The final step is to assign these keyboard symbols to the key codes, so that when you press the key the right symbol appears. I’m going to put ƙ on my [ key (key code 34, key symbols U0199 and U0198). To do this, use xmodmap. This utility can be used to remap your keyboard, and can also hopelessly mess the keyboard up until you logout — so be a little careful.


xmodmap -e "keycode 34 = U0199 U0198"

This maps keycode 34 to U0199 (ƙ) when pressed normally and to U0198 (Ƙ) when pressed together with shift — just like normal lowercase- and uppercase letters. The next three commands assign the other keys:


xmodmap -e "keycode 35 = U0253 U0181"
xmodmap -e "keycode 51 = U0257 U018A"
xmodmap -e "keycode 94 = schwa SCHWA"

After these four commands, when I run my finger across the top row of letters on my keyboard, it produces qwertyuiopƙɓɗ; the ə is a strange key sandwiched between enter and the arrow keys. But the result is that I can type Hausa and Kanuri in a sensible way.

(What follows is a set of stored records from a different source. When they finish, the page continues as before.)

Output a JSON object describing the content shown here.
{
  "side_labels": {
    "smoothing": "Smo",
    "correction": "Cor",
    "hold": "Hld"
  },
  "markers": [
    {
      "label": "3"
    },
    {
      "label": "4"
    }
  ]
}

xmodmap revisited: instead of picking separate keys for each Hausa letter, you could add them to the existing keys for b, k, d and e. For that, we’ll need to make sure there is a Mode_switch key set. I used the AltGr key on my keyboard, and found out that it had keycode 108. So I set it to be the mode switcher with


xmodmap -e "keycode 108 = Mode_switch"

Then I set up the b key (for instance) with the symbols for b, B, ɓ and Ɓ. These will appear when the key is pressed normally, when it is pressed with shift, pressed with AltGr and when pressed with shift and AltGr.


xmodmap -e "keysym b = b B U0253 U0181"

Using keyboard layouts: I have tried the Nigerian keyboard layout, Hausa variant, but there I couldn’t find the ƙ at all, so I think that layout is broken in some way. I selected it from KDE’s systemsettings / Language & Region module under keyboard, but it’s no success. I can type lots of strange characters, but not the ones I need in Hausa.